Robert Olen Butler has published seventeen novels—The Alleys of Eden, Sun Dogs, Countrymen of Bones, On Distant Ground, Wabash, The Deuce, They Whisper, The Deep Green Sea, Mr. Spaceman, Fair Warning, Hell, A Small Hotel, The Hot Country, The Star of Istanbul, The Empire of Night, Perfume River, Paris in the Dark—and six volumes of short fiction—Tabloid Dreams, Had a Good Time, Severance, Intercourse, Weegee Stories, and A Good Scent from a Strange Mountain, which won the 1993 Pulitzer Prize for Fiction. Butler has published a volume of his lectures on the creative process, From Where You Dream, edited with an introduction by Janet Burroway.
The orb-weaver spider theatrically positioned outside my office window bounced on its web when Robert Olen Butler called. For anyone who’s friends with Butler on Facebook, this will come as no surprise: the Pulitzer Prize-winning author communes with insects and arachnids—from the eastern lubber grasshoppers who “LOVE doing selfies,” to the “spinybacked orbweaver” who “lets [Butler] converse with her.” It seemed as if my spider had been waiting for the call. As had I.

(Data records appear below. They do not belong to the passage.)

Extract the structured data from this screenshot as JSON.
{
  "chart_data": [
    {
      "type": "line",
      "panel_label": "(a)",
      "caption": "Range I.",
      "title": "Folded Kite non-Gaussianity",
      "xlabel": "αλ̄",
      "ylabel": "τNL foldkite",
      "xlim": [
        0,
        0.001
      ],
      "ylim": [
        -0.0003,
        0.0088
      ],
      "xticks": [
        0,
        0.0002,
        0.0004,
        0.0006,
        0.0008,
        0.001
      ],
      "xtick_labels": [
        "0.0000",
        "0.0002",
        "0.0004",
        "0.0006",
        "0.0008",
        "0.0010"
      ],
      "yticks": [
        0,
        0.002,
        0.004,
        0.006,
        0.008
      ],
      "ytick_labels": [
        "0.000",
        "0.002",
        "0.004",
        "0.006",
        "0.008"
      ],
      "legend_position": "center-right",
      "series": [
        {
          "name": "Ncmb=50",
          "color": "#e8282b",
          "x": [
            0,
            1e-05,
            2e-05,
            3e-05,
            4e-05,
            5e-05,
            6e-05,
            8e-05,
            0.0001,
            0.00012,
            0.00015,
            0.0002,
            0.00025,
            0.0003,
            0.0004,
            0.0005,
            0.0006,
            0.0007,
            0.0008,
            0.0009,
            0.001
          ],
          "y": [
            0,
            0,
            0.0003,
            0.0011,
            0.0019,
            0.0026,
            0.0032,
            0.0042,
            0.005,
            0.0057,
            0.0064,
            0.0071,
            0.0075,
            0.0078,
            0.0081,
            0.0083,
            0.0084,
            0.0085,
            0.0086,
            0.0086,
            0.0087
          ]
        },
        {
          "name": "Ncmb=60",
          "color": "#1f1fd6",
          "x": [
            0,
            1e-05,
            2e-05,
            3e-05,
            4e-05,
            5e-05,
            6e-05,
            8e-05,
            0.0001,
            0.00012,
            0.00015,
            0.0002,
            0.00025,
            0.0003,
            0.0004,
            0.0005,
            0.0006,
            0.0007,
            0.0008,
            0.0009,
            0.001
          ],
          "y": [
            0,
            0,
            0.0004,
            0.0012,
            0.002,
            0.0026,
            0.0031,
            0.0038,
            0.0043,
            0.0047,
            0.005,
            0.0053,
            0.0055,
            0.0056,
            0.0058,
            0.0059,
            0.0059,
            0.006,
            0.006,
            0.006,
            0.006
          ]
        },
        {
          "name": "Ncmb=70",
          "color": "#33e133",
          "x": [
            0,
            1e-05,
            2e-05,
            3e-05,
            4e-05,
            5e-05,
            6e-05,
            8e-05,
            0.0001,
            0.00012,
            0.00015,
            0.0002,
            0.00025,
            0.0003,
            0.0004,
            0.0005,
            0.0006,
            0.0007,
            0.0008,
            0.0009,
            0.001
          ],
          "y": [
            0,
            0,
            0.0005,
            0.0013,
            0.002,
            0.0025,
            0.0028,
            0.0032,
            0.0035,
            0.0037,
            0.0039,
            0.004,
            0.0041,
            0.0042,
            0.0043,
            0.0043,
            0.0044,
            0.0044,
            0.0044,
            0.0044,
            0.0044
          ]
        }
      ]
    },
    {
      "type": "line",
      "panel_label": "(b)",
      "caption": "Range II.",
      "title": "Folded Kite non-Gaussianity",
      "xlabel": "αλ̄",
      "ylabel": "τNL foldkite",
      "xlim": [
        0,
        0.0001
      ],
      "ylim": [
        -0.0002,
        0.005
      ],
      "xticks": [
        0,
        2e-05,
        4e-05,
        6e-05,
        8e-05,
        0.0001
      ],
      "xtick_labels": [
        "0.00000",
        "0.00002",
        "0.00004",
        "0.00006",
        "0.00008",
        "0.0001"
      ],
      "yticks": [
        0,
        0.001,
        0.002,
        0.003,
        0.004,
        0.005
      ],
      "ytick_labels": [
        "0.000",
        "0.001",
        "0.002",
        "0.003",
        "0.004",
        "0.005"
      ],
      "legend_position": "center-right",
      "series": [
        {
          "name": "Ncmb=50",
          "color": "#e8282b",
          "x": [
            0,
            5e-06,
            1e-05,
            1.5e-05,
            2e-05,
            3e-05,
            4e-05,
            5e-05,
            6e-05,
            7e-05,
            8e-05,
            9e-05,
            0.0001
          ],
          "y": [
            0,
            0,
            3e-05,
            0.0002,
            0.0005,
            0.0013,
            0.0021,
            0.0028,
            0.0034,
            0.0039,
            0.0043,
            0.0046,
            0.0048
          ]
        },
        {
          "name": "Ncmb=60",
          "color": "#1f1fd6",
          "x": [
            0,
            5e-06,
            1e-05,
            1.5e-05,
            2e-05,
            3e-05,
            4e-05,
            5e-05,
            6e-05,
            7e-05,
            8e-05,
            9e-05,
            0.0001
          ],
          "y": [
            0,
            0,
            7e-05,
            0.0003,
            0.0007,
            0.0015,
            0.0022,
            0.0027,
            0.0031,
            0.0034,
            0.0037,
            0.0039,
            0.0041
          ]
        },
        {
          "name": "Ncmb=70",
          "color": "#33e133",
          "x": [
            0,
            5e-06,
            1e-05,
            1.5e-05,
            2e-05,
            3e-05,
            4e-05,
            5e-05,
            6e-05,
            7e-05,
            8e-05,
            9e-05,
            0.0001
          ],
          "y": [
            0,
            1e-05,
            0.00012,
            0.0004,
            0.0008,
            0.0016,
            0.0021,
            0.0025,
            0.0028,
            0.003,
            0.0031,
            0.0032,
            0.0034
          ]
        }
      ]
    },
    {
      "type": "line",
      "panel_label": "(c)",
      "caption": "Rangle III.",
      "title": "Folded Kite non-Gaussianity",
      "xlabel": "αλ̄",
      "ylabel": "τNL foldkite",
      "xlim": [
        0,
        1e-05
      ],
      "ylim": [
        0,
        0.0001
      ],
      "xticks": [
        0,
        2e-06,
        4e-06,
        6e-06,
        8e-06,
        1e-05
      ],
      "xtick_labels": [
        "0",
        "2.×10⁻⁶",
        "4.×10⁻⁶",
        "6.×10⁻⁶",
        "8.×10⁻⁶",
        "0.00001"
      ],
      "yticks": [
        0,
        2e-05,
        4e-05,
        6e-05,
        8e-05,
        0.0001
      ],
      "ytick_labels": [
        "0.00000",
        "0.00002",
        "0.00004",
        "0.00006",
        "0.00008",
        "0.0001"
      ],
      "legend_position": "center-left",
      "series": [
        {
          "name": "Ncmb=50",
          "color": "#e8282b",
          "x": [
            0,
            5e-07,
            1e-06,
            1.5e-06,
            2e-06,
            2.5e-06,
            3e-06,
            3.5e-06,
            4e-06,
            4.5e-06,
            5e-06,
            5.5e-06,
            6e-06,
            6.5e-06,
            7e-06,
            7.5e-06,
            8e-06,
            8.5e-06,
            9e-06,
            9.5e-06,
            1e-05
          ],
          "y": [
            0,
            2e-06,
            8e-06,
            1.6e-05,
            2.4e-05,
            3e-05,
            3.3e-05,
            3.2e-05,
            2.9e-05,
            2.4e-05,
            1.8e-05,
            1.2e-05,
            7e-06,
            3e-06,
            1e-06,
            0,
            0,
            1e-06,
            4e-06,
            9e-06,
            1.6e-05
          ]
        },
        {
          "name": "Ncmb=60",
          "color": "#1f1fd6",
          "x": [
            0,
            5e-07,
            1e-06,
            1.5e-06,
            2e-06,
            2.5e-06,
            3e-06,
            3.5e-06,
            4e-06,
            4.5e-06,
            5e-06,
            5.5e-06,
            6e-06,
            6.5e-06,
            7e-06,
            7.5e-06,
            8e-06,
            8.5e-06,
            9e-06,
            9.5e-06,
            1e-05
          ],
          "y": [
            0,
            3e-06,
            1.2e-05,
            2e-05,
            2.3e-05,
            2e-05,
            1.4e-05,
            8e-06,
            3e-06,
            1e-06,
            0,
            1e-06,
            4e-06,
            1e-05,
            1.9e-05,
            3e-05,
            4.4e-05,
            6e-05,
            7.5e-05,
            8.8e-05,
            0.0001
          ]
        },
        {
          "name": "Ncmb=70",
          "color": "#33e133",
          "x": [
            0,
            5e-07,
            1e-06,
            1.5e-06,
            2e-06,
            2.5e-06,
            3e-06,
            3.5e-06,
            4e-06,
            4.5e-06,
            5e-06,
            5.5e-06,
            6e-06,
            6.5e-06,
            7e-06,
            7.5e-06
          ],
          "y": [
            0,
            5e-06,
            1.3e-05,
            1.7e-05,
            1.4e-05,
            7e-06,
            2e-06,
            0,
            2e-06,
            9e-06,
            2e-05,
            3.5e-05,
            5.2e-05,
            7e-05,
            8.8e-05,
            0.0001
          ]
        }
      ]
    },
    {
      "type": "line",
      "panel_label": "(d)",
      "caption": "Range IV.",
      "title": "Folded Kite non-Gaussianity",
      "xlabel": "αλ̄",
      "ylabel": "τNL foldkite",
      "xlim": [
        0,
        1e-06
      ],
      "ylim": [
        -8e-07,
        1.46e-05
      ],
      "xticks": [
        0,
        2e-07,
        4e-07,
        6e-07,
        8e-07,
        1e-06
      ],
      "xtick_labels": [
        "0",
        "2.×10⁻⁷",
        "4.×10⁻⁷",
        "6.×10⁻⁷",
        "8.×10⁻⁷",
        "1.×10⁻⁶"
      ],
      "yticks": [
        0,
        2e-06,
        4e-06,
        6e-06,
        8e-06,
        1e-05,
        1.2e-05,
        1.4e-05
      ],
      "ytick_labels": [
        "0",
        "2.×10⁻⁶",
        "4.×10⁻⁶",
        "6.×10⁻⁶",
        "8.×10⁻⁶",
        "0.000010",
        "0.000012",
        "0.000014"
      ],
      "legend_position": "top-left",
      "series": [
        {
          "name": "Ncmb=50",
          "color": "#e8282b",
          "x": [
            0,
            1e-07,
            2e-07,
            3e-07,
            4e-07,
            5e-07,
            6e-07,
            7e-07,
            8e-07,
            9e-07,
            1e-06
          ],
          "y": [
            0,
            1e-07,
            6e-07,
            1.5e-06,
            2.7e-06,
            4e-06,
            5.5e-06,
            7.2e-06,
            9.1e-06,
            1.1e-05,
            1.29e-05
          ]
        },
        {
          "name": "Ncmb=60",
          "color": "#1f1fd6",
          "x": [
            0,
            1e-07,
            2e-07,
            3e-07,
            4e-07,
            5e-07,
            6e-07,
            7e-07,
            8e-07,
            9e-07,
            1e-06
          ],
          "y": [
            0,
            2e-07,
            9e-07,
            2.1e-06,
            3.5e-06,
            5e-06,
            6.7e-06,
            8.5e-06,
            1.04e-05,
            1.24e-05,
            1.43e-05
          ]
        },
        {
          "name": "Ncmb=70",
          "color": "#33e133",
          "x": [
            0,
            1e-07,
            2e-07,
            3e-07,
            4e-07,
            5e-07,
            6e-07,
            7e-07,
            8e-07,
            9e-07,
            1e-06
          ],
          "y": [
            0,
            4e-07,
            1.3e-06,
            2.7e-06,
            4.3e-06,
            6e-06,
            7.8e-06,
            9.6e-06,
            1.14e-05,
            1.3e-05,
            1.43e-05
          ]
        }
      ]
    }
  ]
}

In my excitement to interview him, I had bombarded Butler with a list of questions about The Southeast Review’s World’s Best Short-Short Story Contest concerning the contest’s history and what he looks for in submissions. I also hazarded some observations on last year’s winning story, to see if I might elicit from Butler the kind of critical interpretation graduate school has taught me to practice. Fortunately, Butler is a patient man, and generous with his time.
Butler was less than a week away from a business trip to Europe, where he would participate in “Literary Death Match London,” attend a launch party for Paris in the Dark, sign books, and conduct interviews before “slipping over to Paris to attend the theatrical premiere of an adaptation of Severance.” He was also—as is almost always the case—at work on a forthcoming novel. We spoke about the questions I’d posed, he emailed responses to those worth responding to, and he suggested I include a condensed version of his essay, “A Short Short Theory,” which originally appeared in Narrative Magazine. It’s my pleasure to share that essay and his responses with you all.
A Short Short Theory
To be brief, it is a story and not a poem because it has at its center a character who yearns. Fiction is a temporal art form. Poetry can be exempt from time. The length of the line is characteristically a defining aspect of a poem. Even when the line runs on, creating a prose poem, there is a sense of object about the poem, that it is in some sense a thing, composed densely of words, existing in space. And a poem need not overtly concern itself with a human subject. But when you have a human being present in the literary object and you let the line length run on and you turn the page, you are, as they say in a long storytelling tradition, “upon a time.” And any Buddhist will tell you that as a human being (that is, a “character”), you cannot exist for even a few seconds of time on planet Earth without desiring something. Yearning for something, a word I prefer that suggests the deepest level of desire, where literature strives to go. Fiction is the art form of human yearning, no matter how long or short that work of fiction is.
James Joyce spoke of a crucial characteristic of the literary art form, something he called the epiphany, a term he appropriated from the Catholic Church meaning, literally, “a shining forth.” The Church uses it to describe the shining forth of the divinity of the baby Jesus. The word made flesh. In literary art, the flesh is made word. And Joyce suggests that a work of fiction moves to a moment at the end where something about the human condition shines forth in its essence.
I agree. But I also believe that all good fiction has two epiphanies. There is the one Joyce describes, and there is an earlier epiphany, very near the beginning of a story (or a novel), when the yearning of the character shines forth. This does not happen in explanatory terms but rather is a result of the presence of that yearning in all the tiny, sense-driven, organically resonant moments in the fiction, the accumulation of which reaches a critical mass which then produces that shining forth.
And because of the extreme brevity of the short short story, these two epiphanies often—even typically—occur at the same moment. The final epiphany of a literary short short is also the shining forth of the character’s yearning.
"A Short Short Theory" is adapted from an essay of the same title published in Narrative Magazine, republished here at the author's request.
Hi, Bob! Thank you for agreeing to speak to me about The World’s Best Short-Short Story Writing Contest—and, of course, a million thanks for the time you volunteer each year to judge this contest. I know our readers and submitters would be thrilled if I were to ask for the inside scoop on what you look for when judging, but first I was hoping you might speak a bit about the contest’s history. The “World’s Best” is, more or less, your baby, is it not? Could you tell us about its development?
It’s “my” baby only as a sort of attending physician. The contest was someone else’s brainchild but I’m the guy who pulls the baby out. Hmm. The metaphor breaks down a little bit there. Actually we have 15 babies but only one can come out and I choose which. There. That’s it.
This next question extends directly from the previous. Robert Olen Butler and The World’s Best Short-Short Story have historically been one and the same. Is this a forever relationship? If so, what direction would you like to see this contest take in the future? If not, what direction would you like to see this contest take in the future?